As the market prices in the Fed's unwind, it may trigger a rise in the 10-year term premium, a measure of the extra compensation investors demand to hold longer-term instruments over short-dated obligations, according to Bank of America Merrill Lynch strategists. A pickup in Treasury issuance and a rising term premium —— combined with rising long-dated mortgage costs — are set to trigger a steepening of the five- to 10-year yield curve and increase volatility, analysts said.

BULLISH DATA

While equity markets have cheered strong survey-based measures of consumer and business confidence, bond markets have focused squarely on the negatives: job growth lost steam in March and U.S. consumer spending rose less than forecast in February. Still, broad-based measures of consumption are strong and the slack in the labor market is much-diminished, suggesting it's unlikely U.S. growth will cool this quarter, according to analysts. That's given JPMorgan confidence to stick to its forecast that the U.S. economy will grow 3% this quarter.

YIELD ADVANTAGE

Foreign selling of U.S. Treasuries may take center stage in the coming months because returns from U.S. obligations in Europe and Japan have fallen when including currency-hedging costs, while the yields on offer on government debt closer to home have risen.

FINANCIAL CONDITIONS

Analysts from Goldman Sachs to Morgan Stanley foresee the U.S. central bank striking a more hawkish stance in the coming months to engineer a tightening in financial conditions. This would be in reaction to the risk of above-trend growth at a time when employment and inflation are close to the Fed's target.

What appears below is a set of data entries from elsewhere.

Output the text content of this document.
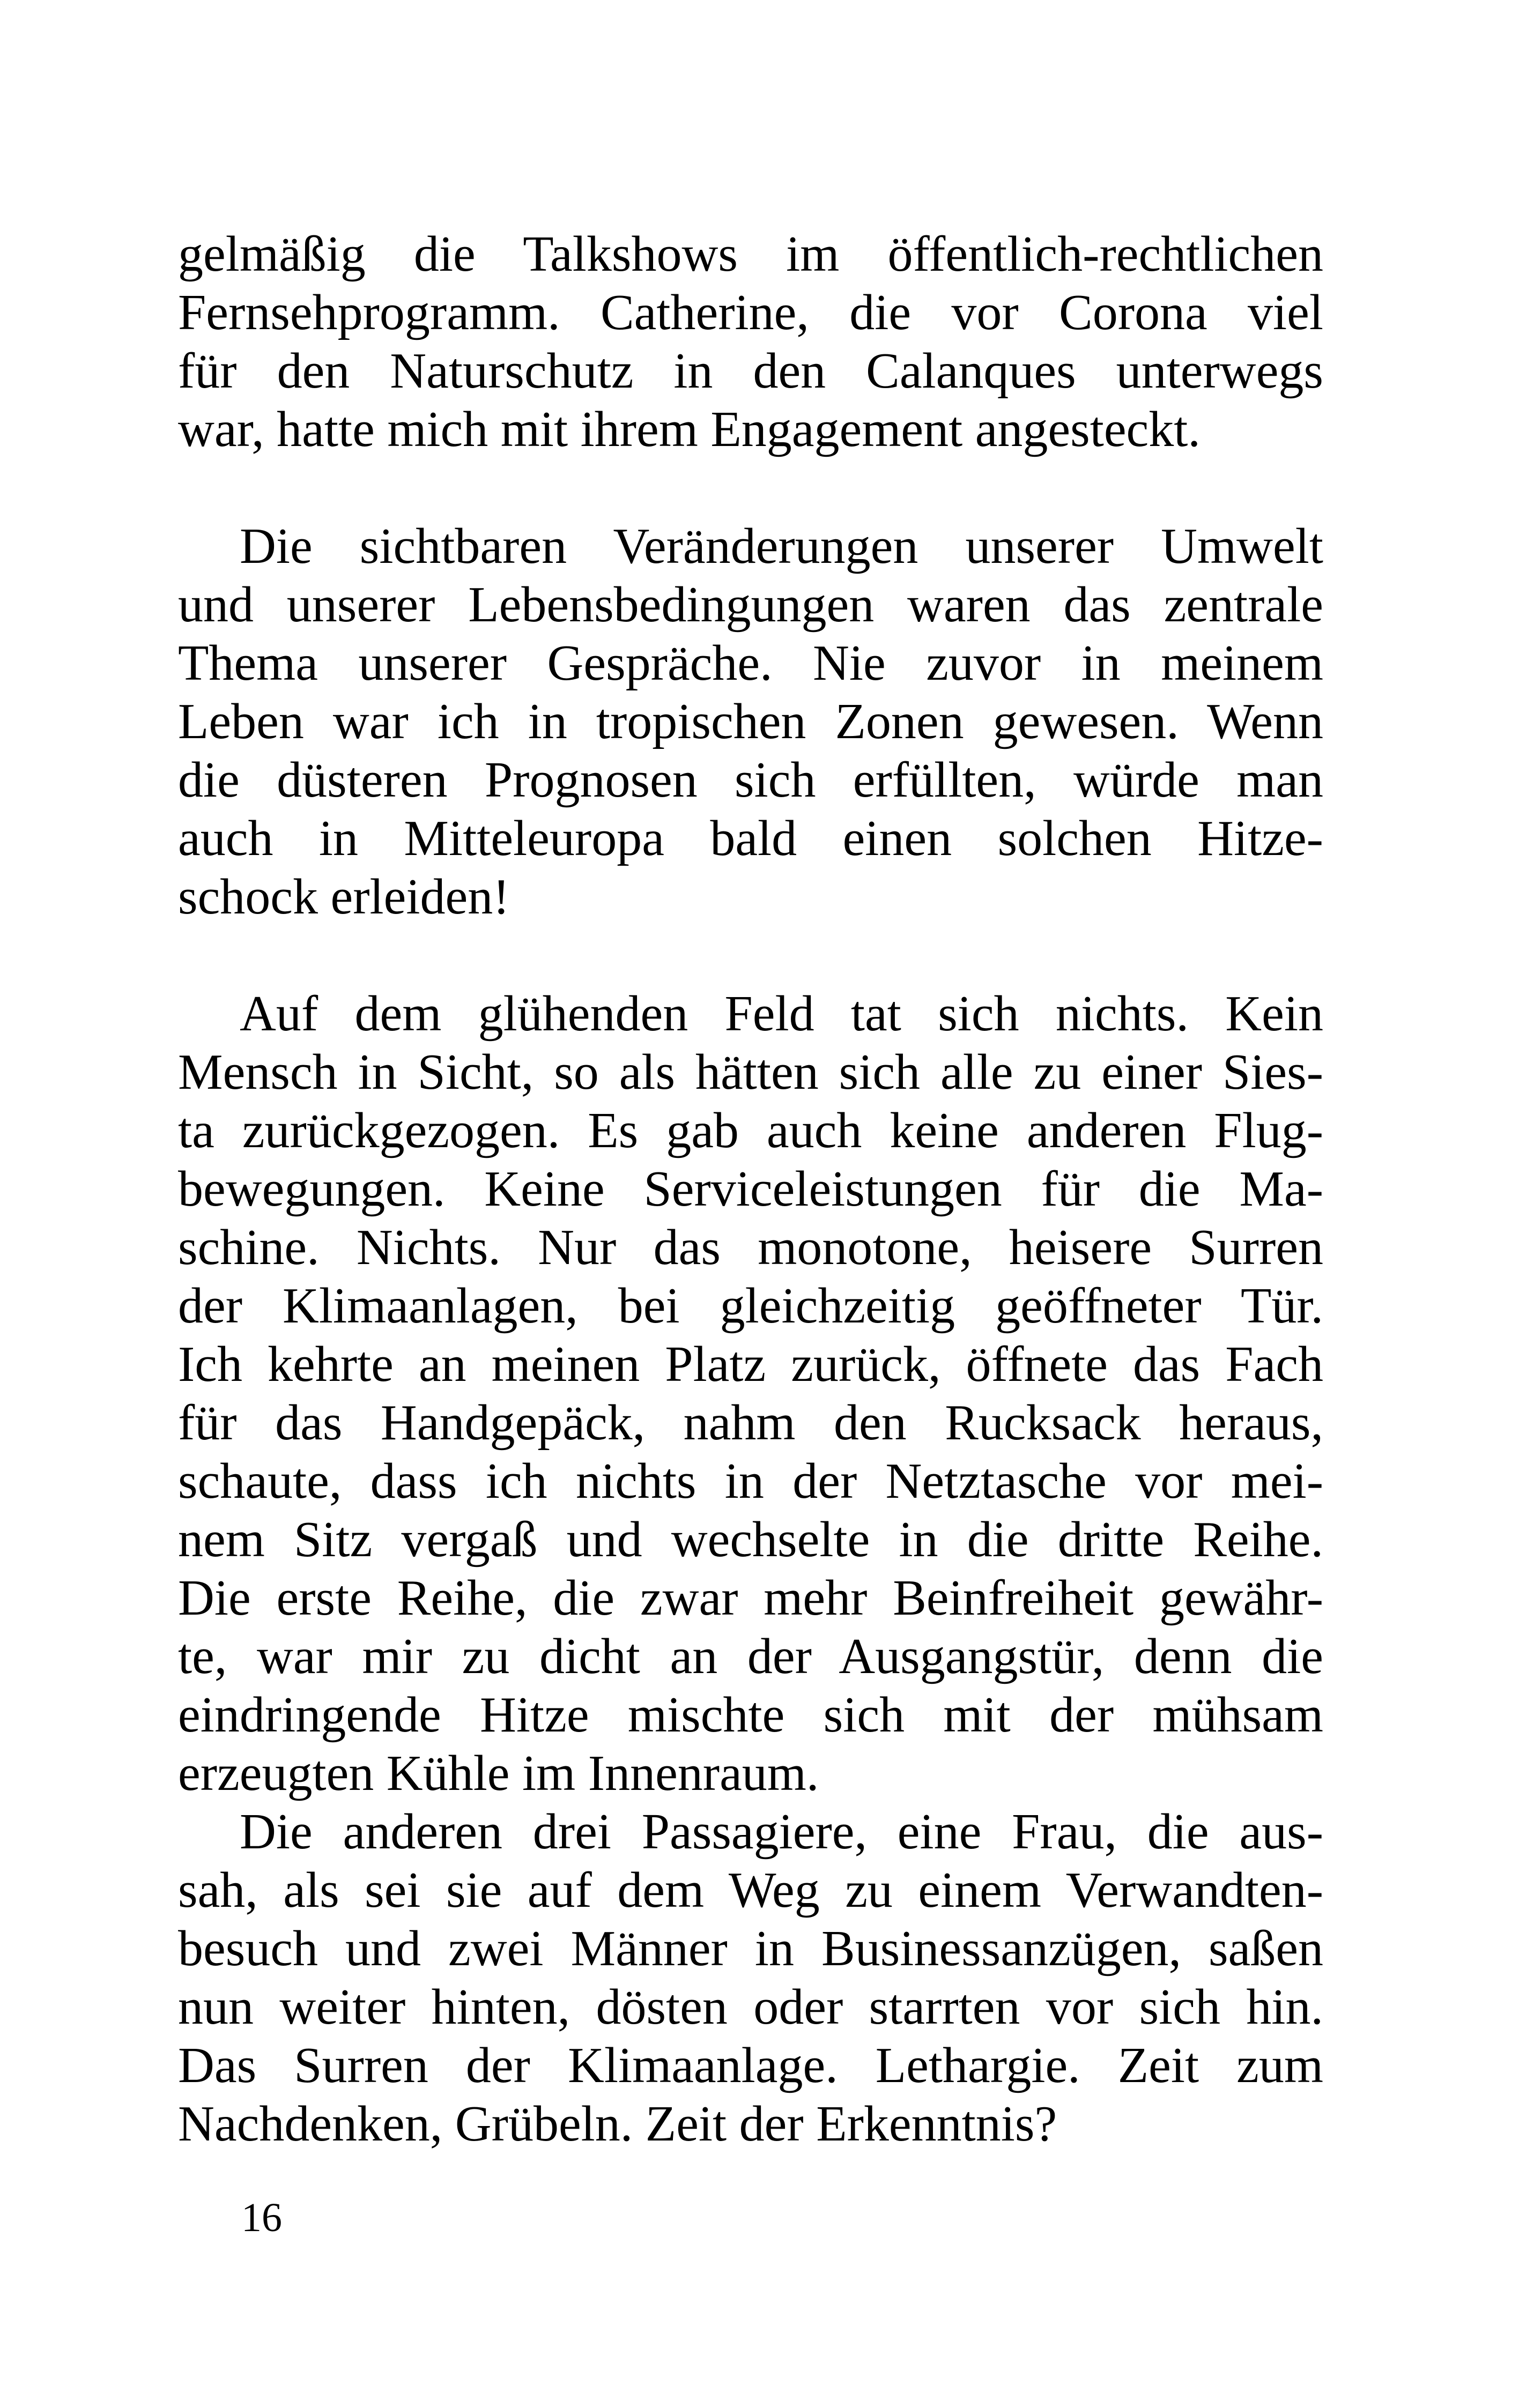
gelmäßig die Talkshows im öffentlich-rechtlichen
Fernsehprogramm. Catherine, die vor Corona viel
für den Naturschutz in den Calanques unterwegs
war, hatte mich mit ihrem Engagement angesteckt.

Die sichtbaren Veränderungen unserer Umwelt
und unserer Lebensbedingungen waren das zentrale
Thema unserer Gespräche. Nie zuvor in meinem
Leben war ich in tropischen Zonen gewesen. Wenn
die düsteren Prognosen sich erfüllten, würde man
auch in Mitteleuropa bald einen solchen Hitze-
schock erleiden!

Auf dem glühenden Feld tat sich nichts. Kein
Mensch in Sicht, so als hätten sich alle zu einer Sies-
ta zurückgezogen. Es gab auch keine anderen Flug-
bewegungen. Keine Serviceleistungen für die Ma-
schine. Nichts. Nur das monotone, heisere Surren
der Klimaanlagen, bei gleichzeitig geöffneter Tür.
Ich kehrte an meinen Platz zurück, öffnete das Fach
für das Handgepäck, nahm den Rucksack heraus,
schaute, dass ich nichts in der Netztasche vor mei-
nem Sitz vergaß und wechselte in die dritte Reihe.
Die erste Reihe, die zwar mehr Beinfreiheit gewähr-
te, war mir zu dicht an der Ausgangstür, denn die
eindringende Hitze mischte sich mit der mühsam
erzeugten Kühle im Innenraum.

Die anderen drei Passagiere, eine Frau, die aus-
sah, als sei sie auf dem Weg zu einem Verwandten-
besuch und zwei Männer in Businessanzügen, saßen
nun weiter hinten, dösten oder starrten vor sich hin.
Das Surren der Klimaanlage. Lethargie. Zeit zum
Nachdenken, Grübeln. Zeit der Erkenntnis?

16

"The robustness of the recovery, and emerging discomfort with some of the asset price developments they have generated, has led the Fed to shift their focus to the longer end," wrote Erik Nielsen, chief economist at UniCredit in London. "I don't know why fixed-income markets haven't reacted so far, but they will; central banks have all the tools available to steepen the curves when that's what they want."

The counterpoint to the bearish projections comes from Deutsche Bank strategists. They see a lack of fiscal action and signs of soft economic data conspiring to postpone the bear market in bonds, projecting fair value for the 10-year benchmark at 2.25%.

"The bear market we expected to continue through 2017 seems to be on hold mainly due to the lack of progress on structural tax reform and we do not expect that to change anytime soon," strategists led by Dominic Konstam write.